Purdue Polytechnic High School announced Friday that it is no longer interested in Broad Ripple High School for its second campus. The move comes after weeks of political wrangling between the charter school and Indianapolis Public Schools leaders.

The charter school had informally expressed interest in leasing the building long-term with Indianapolis Classical Schools, the network that manages Herron High School for up to $8 million. But Purdue will look for another site because the district’s timeline for leasing or selling the property is expected to take more than a year, according to a statement released by Head of School Scott Bess. Purdue expects to open its second campus in 2019.

“While there was a vocal desire within the Broad Ripple community for Purdue Polytechnic to make use of the recently closed Broad Ripple High School facility, the timing of the recently announced process by Indianapolis Public Schools to consider potential tenants for the building did not match the necessary timeframe for Purdue Polytechnic,” the statement said. “For a successful opening next summer, it is critical for our second school to build relationships with our new neighbors and the surrounding community this fall.”

The future of the campus is uncertain. The decision could put an end to pressure on the district from neighborhood residents and local leaders advocating for Purdue Polytechnic to take over the closed school. But those supporters are likely to remain vocal as the district evaluates what do with the property, which is in a popular neighborhood with high property values.

Broad Ripple was one of three high schools closed at the end of last year as part of a high school reconfiguration plan.

Indianapolis Public Schools, which is struggling with an ongoing deficit, is hoping to raise significant funds from the sale of Broad Ripple. But its options for selling the property are limited by a state law that requires school districts to make vacant buildings available to charter schools for $1 before selling them on the open market.

The district, however, is considering an alternative that officials say is allowed under state law. Last week, Indianapolis Public Schools released a request for proposals from nonprofits interested in leasing some or all of the building, including charter schools.

That’s the beginning of sale process that’s expected to last about 15 months, culminating in a decision in September 2019. District leaders said they wanted to run a public process for determining the best use for the building.
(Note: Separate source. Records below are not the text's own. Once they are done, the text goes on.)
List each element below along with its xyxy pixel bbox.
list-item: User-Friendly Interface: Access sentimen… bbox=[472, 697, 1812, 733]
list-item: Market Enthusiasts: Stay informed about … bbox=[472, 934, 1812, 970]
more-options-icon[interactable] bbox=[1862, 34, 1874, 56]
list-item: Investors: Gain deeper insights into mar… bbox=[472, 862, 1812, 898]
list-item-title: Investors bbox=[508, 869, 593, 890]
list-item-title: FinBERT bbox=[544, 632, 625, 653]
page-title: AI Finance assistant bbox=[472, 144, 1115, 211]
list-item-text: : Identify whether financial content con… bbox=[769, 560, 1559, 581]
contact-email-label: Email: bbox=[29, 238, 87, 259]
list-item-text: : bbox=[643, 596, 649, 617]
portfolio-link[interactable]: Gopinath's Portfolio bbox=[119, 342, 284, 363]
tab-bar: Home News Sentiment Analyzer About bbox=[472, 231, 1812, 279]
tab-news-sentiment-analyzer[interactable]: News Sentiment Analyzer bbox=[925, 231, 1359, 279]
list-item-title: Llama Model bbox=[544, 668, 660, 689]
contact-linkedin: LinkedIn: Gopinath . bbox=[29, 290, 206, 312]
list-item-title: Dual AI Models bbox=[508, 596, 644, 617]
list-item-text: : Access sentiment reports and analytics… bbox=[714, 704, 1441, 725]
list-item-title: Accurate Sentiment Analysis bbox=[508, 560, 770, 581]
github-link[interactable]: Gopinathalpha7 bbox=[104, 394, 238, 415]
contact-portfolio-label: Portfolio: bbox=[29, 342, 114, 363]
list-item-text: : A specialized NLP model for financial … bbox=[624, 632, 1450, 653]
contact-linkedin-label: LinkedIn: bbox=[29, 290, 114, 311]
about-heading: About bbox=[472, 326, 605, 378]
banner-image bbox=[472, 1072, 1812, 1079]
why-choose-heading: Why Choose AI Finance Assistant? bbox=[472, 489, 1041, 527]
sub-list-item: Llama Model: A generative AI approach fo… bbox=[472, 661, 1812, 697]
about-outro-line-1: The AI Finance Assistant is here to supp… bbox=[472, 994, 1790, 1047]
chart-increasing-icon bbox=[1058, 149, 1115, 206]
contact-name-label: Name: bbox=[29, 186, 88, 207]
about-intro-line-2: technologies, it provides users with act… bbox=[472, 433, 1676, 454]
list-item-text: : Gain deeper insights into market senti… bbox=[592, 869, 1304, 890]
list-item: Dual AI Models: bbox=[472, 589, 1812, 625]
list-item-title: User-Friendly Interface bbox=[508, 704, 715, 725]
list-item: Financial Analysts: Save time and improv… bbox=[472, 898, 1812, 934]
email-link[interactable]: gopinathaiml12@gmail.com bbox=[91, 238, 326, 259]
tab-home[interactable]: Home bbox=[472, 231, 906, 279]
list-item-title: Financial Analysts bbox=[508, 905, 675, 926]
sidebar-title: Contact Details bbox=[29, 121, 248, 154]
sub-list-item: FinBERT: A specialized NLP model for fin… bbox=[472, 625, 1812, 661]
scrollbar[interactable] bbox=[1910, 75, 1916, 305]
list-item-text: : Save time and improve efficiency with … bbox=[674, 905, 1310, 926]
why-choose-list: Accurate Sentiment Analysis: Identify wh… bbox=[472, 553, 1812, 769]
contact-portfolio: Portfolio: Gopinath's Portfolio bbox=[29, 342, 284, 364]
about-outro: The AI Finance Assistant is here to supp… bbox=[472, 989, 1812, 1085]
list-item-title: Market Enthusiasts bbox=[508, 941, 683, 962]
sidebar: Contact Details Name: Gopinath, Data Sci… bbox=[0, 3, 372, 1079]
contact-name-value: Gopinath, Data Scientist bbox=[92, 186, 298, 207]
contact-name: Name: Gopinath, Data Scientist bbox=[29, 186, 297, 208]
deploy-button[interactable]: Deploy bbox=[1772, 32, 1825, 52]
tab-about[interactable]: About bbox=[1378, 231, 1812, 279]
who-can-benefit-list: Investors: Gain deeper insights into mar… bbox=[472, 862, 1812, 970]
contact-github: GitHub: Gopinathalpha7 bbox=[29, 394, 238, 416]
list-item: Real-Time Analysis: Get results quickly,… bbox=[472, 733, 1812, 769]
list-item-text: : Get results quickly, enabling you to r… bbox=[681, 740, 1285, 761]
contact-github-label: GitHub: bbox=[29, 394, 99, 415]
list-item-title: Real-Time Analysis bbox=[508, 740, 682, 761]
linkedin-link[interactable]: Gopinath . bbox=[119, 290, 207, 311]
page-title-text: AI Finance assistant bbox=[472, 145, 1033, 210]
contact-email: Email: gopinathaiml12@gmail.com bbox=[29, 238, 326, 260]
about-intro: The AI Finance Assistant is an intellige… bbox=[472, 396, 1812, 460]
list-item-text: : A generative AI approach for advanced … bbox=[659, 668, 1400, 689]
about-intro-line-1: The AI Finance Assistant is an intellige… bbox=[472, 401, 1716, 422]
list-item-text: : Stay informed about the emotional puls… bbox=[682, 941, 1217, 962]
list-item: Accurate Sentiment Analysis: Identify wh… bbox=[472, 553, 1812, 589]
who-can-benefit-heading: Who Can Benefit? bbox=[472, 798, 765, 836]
In a statement Saturday, Indianapolis Public Schools said it valued its relationship with Purdue Polytechnic High School, which is a charter school in the innovation network under the umbrella of the district.

“We respect their decision to continue their search for a second location, and we look forward to learning more about their expansion plans in the future,” the statement continued.

District leaders unsuccessfully lobbied the legislature to make an exception to the $1 law earlier this year, in the hopes of selling Broad Ripple. Since then, key lawmakers have lined up in support of Purdue’s bid for the property, and it could be even harder for the district to win support for a legislative change next year.

Update: September 1, 2018: This story has been updated to include a comment from Indianapolis Public Schools.